You're full of excuses! Now you're blaming the sons mother for moving (probably 'back home' for her?), and blaming the 2 ex's for not arranging contact - gimme strength!
A - it's not their responsibility
B - it being 'easier' for the women to do it is a pathetic excuse! HIS FATHER should have been making the effort - not least so the son could see the father considered the son WORTH making the effort for!
"Drive to get one child then take that child to the opposite end of the country to collect the other two then drive back to the middle of the country?" Again - as a pp has noted there is infrastructure in place to assist with this. In fact I bet if your dh made more effort the RP's would have been more supportive and willing to go the extra mile. Most do (not that they should have to). With a fortnight off, no reason he couldn't spend a week with dss and a week with child/children from 2nd family.
"Military do not pay for kids" again - I wonder where you're getting your info. I'm guessing dh. Salaries for service people in certain jobs can be pretty good, there's also a raft of benefits - they get all essential medical & dental treatment free for example. Until relatively recently there was heavily discounted travel, particularly for NRP's serving, there still is its just less good than it was. Quarters for contact are rented at a very low rate. They get paid extra allowances for a million and one reasons being away from home etc and when they're away they're not spending much if anything so no the 'he was skint' excuse isn't washing either. Strictly speaking the military don't pay DIRECTLY for serving personnel's kids BUT they do an awful lot to ensure the personnel do have enough money to be involved parents IF they CHOOSE to! Plus it's HIS responsibility to pay for his kids - even if that means him going without - plenty of RP's do!!
"She would have been given 90 days to leave married quarters. She had to move and the MOD are not helpful in those circumstances." So VERY true - been there!
Assuming, particularly given the circumstances, you haven't been involved with the dss for the whole of the last 9 years AND that you only have dh's version of events prior to that, your:
"I am well aware of how hurt he is and over the years we have gone out of our way to talk to him, include him and I have constantly taken a back seat so DSS can have time with DH alone."
Could have been - certainly as far as dss concerned - mainly for your benefit, seeing as dh didn't make enough effort before that! Why should dss trust the change? Why does it mean he has to forgive dh for the previous lack of effort simply because he's 'playing the good father' ? In dss's position I'd be cynical and suspicious too.

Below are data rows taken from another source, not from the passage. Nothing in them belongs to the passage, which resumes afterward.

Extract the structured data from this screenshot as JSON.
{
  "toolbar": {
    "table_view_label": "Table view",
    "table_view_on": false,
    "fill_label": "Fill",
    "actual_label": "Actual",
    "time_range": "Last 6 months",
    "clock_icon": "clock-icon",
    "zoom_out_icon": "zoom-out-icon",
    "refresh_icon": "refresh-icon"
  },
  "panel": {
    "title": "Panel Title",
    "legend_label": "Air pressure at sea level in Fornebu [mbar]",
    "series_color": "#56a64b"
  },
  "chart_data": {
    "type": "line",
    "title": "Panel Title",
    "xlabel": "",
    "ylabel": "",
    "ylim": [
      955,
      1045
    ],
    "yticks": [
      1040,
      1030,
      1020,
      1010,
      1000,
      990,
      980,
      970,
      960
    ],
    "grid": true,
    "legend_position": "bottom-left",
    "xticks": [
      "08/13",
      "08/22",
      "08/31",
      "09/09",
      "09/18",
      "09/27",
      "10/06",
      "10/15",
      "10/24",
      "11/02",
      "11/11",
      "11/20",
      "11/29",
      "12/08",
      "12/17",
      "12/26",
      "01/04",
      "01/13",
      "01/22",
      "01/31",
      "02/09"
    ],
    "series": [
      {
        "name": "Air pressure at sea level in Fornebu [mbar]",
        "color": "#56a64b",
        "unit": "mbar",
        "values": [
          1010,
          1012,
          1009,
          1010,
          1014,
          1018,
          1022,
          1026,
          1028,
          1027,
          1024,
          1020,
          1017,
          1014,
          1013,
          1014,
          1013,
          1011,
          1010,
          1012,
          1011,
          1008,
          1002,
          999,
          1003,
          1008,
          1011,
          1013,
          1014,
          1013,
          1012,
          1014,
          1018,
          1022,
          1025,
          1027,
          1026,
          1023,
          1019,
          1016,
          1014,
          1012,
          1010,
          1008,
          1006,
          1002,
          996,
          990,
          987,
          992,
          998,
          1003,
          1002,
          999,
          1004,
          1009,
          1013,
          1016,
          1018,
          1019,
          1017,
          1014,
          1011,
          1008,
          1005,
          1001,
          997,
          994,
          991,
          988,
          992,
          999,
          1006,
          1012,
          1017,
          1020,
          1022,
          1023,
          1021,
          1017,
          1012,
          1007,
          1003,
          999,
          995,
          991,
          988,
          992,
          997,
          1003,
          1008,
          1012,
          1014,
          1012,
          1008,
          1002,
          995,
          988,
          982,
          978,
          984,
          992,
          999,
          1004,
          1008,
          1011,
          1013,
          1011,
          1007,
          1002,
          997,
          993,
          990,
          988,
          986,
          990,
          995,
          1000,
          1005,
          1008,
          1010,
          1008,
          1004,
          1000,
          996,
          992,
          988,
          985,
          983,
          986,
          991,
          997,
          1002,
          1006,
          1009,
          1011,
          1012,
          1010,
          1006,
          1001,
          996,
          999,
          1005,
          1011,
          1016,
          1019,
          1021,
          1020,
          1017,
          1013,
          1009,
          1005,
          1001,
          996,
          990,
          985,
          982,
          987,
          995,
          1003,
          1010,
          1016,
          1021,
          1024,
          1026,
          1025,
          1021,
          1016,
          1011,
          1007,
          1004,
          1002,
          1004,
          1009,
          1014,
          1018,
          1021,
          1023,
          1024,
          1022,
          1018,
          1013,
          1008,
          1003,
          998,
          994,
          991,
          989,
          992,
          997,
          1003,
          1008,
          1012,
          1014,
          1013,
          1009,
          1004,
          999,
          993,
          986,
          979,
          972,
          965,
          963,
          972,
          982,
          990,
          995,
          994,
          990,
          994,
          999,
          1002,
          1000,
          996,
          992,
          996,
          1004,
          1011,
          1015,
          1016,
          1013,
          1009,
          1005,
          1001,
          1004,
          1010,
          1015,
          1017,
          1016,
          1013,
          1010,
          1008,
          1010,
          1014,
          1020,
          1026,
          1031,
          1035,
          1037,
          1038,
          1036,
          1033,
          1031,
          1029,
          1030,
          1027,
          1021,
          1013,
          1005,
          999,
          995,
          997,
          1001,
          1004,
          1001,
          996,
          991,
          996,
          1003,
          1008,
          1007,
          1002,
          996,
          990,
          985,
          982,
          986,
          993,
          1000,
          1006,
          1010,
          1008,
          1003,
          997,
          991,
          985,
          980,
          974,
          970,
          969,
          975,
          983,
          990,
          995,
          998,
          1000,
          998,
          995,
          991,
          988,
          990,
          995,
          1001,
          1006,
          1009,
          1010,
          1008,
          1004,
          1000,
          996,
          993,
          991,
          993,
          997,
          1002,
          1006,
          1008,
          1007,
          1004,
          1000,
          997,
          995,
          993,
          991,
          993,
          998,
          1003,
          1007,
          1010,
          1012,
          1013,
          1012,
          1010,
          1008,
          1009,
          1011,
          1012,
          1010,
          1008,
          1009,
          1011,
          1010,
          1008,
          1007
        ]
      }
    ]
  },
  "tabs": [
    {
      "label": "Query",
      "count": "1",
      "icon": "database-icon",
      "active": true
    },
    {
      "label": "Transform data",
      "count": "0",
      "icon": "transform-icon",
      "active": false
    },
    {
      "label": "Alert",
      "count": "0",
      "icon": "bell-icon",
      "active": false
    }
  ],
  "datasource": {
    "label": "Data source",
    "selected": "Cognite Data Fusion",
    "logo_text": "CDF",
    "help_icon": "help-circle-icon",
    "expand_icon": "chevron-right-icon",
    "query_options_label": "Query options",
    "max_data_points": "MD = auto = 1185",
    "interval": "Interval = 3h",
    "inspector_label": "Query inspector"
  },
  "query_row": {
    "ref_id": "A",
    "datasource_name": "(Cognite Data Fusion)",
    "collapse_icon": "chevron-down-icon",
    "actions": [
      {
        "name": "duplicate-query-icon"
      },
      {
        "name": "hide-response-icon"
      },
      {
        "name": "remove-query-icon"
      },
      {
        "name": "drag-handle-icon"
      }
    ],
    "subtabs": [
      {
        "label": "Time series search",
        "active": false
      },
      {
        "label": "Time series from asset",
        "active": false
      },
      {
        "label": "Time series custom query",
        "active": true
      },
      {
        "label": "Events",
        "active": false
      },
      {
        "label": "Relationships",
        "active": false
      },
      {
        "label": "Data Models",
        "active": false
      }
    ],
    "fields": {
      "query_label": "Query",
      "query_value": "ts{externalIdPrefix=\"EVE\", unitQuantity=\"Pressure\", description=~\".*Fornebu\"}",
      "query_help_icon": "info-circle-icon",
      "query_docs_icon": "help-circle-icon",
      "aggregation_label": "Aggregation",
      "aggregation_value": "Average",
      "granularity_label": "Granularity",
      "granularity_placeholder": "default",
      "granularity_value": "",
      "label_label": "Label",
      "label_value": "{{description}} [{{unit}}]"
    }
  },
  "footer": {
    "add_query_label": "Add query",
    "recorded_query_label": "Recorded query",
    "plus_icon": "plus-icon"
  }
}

"and then tries to spend a week alone with his son to be fucked off and ditched." And how many times in 18 YEARS has your dh done the EXACT SAME to ds? Who was a CHILD at the time and had no say, no control in the matter?
I'm another also saying he gets more than 6 weeks leave too!
"We get very little support. ESP unaccompanied" bull! There's a good welfare support infrastructure available. If you wish to access it.
"So lovely though to see the attitude towards forces families on here." The main posters with 'attitude' you're railing against are those like me who ACTUALLY have a LOT of experience/knowledge due to being/having BEEN 'forces families' - eg I'm the great-granddaughter, granddaughter and daughter of men who served long term, I also married in. I was a 'dependant' for 27 years and worked as a civilian contractor within an area that dealt with pay, leave and 'bonuses' - tri-service too. A lot of what you've claimed, unless there's been HUGE changes since I left (less than 22 years ago so within dss' life) which I'm sure I'd have heard about from the friends and relatives I have still serving (cos they'd have been livid!) then as I said before, someone along the line isn't being completely truthful.
"And he couldn’t move jobs." All the services have facilities for moving jobs even across the services! They can take sabbaticals and all sorts! They can certainly leave at any point - it's not prison and there aren't currently conscripts!
"I remember previous posts of yours." Oh really? Same username?
"He doesn’t want to leave its his family." No! His SON is his family!!
So your dh is getting a taste of his own medicine and complaining its bitter? Tough shit! He needs to hold his nose and keep swallowing if he wants things to improve.